Suva (l’Istituto elvetico per l’assicurazione e la prevenzione degli infortuni) ha pubblicato un vademecum per le misure di prevenzione e protezione per i rischi legati alle lavorazioni effettuate su tetti e facciate, intitolato “Nove regole vitali per chi lavora su tetti e facciate”. Le nove regole sono di seguito riassunte, per maggiori informazioni si rimanda al Vademecum consultabile.

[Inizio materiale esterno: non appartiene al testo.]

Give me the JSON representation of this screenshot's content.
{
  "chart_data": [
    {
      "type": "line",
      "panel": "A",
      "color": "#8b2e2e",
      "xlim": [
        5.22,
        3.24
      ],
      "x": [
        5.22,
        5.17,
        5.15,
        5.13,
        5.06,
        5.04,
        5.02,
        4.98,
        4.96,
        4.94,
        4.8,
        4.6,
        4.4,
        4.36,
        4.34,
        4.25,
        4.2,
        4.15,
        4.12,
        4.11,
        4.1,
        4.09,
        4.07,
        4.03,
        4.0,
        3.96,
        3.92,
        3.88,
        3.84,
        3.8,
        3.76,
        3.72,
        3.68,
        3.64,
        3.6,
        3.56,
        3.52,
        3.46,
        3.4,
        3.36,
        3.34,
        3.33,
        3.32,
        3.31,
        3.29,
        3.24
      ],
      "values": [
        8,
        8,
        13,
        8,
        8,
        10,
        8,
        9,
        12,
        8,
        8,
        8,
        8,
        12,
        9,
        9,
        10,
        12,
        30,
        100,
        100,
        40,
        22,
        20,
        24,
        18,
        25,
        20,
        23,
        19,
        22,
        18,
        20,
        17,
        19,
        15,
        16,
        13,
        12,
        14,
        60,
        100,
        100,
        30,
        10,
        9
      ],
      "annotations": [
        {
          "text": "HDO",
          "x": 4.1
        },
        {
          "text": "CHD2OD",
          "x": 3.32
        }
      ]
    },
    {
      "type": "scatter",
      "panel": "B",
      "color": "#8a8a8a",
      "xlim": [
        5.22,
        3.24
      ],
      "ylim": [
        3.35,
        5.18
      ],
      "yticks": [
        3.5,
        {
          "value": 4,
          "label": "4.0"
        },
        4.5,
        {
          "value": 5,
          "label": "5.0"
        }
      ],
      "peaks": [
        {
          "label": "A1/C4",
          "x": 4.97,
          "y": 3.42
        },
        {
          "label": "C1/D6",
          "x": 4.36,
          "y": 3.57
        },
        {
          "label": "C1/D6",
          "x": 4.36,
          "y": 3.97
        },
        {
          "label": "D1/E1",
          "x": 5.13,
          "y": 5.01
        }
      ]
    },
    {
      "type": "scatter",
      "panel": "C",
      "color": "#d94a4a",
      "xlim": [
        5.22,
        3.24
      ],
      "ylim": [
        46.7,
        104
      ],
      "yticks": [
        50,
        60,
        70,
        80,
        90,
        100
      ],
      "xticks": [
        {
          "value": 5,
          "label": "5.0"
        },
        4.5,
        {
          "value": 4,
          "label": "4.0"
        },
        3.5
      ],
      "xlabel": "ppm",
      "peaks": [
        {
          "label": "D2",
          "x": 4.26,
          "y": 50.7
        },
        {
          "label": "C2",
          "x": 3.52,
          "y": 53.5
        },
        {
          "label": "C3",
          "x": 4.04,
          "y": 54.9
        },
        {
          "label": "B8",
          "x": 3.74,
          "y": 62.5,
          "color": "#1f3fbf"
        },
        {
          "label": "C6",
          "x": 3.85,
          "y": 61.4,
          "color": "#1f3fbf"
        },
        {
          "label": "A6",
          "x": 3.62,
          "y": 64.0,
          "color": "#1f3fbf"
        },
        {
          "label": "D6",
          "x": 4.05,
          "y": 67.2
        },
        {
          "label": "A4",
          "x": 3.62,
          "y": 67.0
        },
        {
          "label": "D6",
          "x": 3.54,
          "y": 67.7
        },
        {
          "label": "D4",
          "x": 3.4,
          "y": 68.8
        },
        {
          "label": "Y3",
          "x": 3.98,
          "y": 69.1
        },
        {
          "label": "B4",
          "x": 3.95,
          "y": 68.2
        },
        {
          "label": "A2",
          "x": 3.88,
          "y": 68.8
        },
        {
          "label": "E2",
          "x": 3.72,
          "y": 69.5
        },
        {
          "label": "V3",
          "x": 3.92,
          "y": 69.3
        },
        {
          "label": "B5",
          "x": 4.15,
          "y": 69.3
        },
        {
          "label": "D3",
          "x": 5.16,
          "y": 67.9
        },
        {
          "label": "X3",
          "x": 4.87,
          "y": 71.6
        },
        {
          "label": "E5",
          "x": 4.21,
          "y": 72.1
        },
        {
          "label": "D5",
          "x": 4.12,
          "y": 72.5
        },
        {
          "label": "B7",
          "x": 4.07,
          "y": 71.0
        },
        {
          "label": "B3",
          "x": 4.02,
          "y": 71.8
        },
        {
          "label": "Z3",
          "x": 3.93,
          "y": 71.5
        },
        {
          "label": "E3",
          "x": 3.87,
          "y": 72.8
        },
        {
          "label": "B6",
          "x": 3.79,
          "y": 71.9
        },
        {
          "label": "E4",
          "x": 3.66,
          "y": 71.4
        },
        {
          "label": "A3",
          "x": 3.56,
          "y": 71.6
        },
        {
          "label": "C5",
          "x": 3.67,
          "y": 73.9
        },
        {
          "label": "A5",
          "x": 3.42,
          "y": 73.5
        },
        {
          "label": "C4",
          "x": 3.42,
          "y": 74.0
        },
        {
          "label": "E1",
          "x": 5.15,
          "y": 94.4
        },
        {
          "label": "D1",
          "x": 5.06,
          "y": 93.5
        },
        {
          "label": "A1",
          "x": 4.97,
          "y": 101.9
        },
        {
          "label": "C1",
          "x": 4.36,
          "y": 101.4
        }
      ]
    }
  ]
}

Regola 1 – Realizzare accessi sicuri: è opportuno realizzare degli accessi sicuri alle postazioni di lavoro; in caso di pericoli, questi dovranno essere prontamente segnalati e l’accesso dovrà essere messo in sicurezza;

Regola 2 – Mettere in sicurezza le zone con rischio di caduta: è necessario porre in sicurezza i margini dei tetti. Gli elementi di protezione dovranno essere adeguati alle caratteristiche della struttura su cui si andrà a operare;

Regola 3 – Impedire le cadute verso l’interno dell’edificio: devono essere presenti adeguati sistemi di sicurezza (esempio reti) per evitare la caduta all’interno dell’edificio durante le lavorazioni di costruzione  della copertura del tetto;

Regola 4 – Mettere in sicurezza le aperture nel tetto: utilizzare sistemi di sicurezza (esempio reti) durante le lavorazioni di manutenzione del tetto in cui sono previste aperture verso l’interno dell’edificio;

Regola 5 – Garantire superfici di copertura resistenti alla rottura: prima e durante le lavorazioni, deve essere garantita la resistenza della copertura, in caso contrario predisporre adeguati sistemi di sicurezza

Regola 6 – Lavorare sulle facciate solo con attrezzature sicure: tutte le opere provvisionali utilizzate (ponteggi, trabattelli) e i macchinari (PLE) devono essere adeguati alle lavorazioni da svolgere e devono essere soggetti ad adeguate manutenzioni;

Regola 7 – Ispezionare i ponteggi: prima dell’uso, le opere provvisionali devono essere ispezionate ogni giorno;

Regola 8 – Utilizzare correttamente le imbracature anticaduta: in caso di impossibilità di utilizzare adeguati dispositivi di protezione collettiva, utilizzare adeguati DPI (imbracature anticaduta). I lavoratori devono essere adeguatamente formati e addestrati all’utilizzo dei DPI di III categoria;

Regola 9 – Proteggersi dalle polveri di amianto: i lavoratori devono essere adeguatamente formati e informati sul riconoscimento dei materiali contenenti amianto, sulle adeguate lavorazioni da eseguire e sul corretto utilizzo dei dispositivi di protezione individuale da utilizzare nel caso di lavorazioni eseguite su questi manufatti.